LETTERA AL PRESIDENTE DELLA CAMERA DI COMMERCIO DI SONDRIO 12.5.20.22

Caro Presidente.

Una delle ragioni che mi danno titolo per scriverle la presente è quella di essere stato, in rappresentanza della CISL, membro della Giunta camerale per diversi anni nel decennio 1980. Un ricco decennio che ha visto la Camera di Commercio impegnata costantemente in importanti iniziative per la realizzazione di lungimiranti progetti a favore del sistema sociale ed economico provinciale (approvazione del marchio Valtellina, nascita del fondo di rotazione a favore delle imprese, nascita di confidi, accordo con l'ENEL per l'insediamento dell'ISMES in provincia, eccetera) . Purtroppo, in quel decennio siamo stati anche spettatori e vittime di immani disgrazie. Come non ricordare la tragedia dell'alluvione del 1987?

Tutto ciò fa parte della storia, quindi del passato, e Lei si chiederà il perché abbia voluto incominciare la mia lettera con questa premessa: perché voglio bene alla istituzione Camera di Commercio, anche se qualche mio ex collega ne ha voluto meno.

Mi spiego. Ho avuto il piacere di partecipare al convegno di venerdì 11 maggio u. s. "10° Giornata dell'Economia" e di ascoltare la Sua relazione. Quattro pagine ricche di spunti interessanti, di esortazioni rivolte al mondo imprenditoriale, istituzionale e politico, in larga misura da me condivise. Ciò che invece mi ha sorpreso è il ton

o eccessivamente militaresco (pensi che la parola "esercito" è citata nel testo per ben sette volte) del Suo discorso. Anche le citazioni riferite al presidente americano Roosevelt, che Lei ha invocato per spiegare la crisi nella quale siamo immersi e il percorso che dovremmo seguire per uscirne, pecca un poco di superficialità storica e di semplicistica comparazione tra la crisi del '29 e quella attuale.

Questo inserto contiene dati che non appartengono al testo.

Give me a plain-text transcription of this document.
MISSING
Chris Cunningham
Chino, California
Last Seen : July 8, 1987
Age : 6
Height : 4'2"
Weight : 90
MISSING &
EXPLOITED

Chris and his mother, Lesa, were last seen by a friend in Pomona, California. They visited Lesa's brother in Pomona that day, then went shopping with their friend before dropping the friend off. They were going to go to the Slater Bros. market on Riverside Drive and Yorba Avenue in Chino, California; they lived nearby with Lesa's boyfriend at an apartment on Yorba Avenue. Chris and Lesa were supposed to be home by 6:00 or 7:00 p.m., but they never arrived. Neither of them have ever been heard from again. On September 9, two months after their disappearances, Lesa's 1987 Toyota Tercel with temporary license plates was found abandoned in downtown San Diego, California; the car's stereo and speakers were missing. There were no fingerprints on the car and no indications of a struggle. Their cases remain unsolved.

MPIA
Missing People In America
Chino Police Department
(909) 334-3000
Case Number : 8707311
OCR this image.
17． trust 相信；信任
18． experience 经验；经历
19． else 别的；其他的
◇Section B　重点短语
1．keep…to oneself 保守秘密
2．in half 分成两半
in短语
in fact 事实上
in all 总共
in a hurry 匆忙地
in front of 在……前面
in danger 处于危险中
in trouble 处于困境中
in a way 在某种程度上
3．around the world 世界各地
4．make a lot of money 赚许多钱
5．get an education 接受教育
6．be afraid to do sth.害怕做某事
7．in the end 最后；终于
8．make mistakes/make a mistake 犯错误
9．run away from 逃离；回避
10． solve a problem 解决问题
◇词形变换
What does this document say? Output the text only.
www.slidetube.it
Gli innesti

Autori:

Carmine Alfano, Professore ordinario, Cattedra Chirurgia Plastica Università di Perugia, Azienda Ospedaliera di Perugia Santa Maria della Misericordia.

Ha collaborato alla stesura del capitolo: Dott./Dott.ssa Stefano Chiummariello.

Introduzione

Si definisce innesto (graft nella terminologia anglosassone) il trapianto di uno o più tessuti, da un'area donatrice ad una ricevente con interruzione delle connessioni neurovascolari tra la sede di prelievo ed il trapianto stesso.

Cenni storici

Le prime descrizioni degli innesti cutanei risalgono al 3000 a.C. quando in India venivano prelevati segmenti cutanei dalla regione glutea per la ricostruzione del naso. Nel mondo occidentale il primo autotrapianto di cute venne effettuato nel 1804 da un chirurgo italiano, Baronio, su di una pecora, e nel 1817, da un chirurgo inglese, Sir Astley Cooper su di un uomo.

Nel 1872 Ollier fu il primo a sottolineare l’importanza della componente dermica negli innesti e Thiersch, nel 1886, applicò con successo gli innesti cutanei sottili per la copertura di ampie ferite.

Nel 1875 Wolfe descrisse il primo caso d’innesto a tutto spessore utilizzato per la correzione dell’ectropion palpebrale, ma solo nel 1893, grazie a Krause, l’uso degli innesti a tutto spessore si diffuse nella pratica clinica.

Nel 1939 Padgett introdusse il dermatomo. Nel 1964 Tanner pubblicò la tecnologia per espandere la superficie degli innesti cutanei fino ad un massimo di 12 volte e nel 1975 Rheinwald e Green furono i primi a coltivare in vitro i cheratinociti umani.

Infatti, per dirla con gli studiosi (economisti, sociologi, filosofi, eccetera) di fama nazionale e internazionale, l'attuale crisi, diversamente da quella del '29, è una crisi che, oltre ad essere economica e globale, è morale, antropologica e sociale. E' una crisi di sistema che non è risolvibile con il vecchio armamentario di sollecitazioni tese ad invocare strumenti per un nuovo sviluppo, nuova crescita, rilancio dei consumi, eccetera.

L'attuale è una crisi che, a fasi alterne, si trascina da circa quarant'anni (a seguito della disgraziata decisione del presidente americano Nixon che nel lontano 1971 decise di smantellare il sistema di Bretton Woods, liberalizzando i cambi e lasciando libero corso alla circolazione dei capitali) e che, triste dirlo, ha raggiunto la fine del suo percorso con lo sconvolgimento finanziario del 2007.

Il drammatico risultato della sciagurata decisione di Nixon è stato quello di indebolire le capacità di controllo della politica sui mercati finanziari; tant'é che si può a ragione dire che il potere dei governi degli stati è messo in subordine a quello finanziario.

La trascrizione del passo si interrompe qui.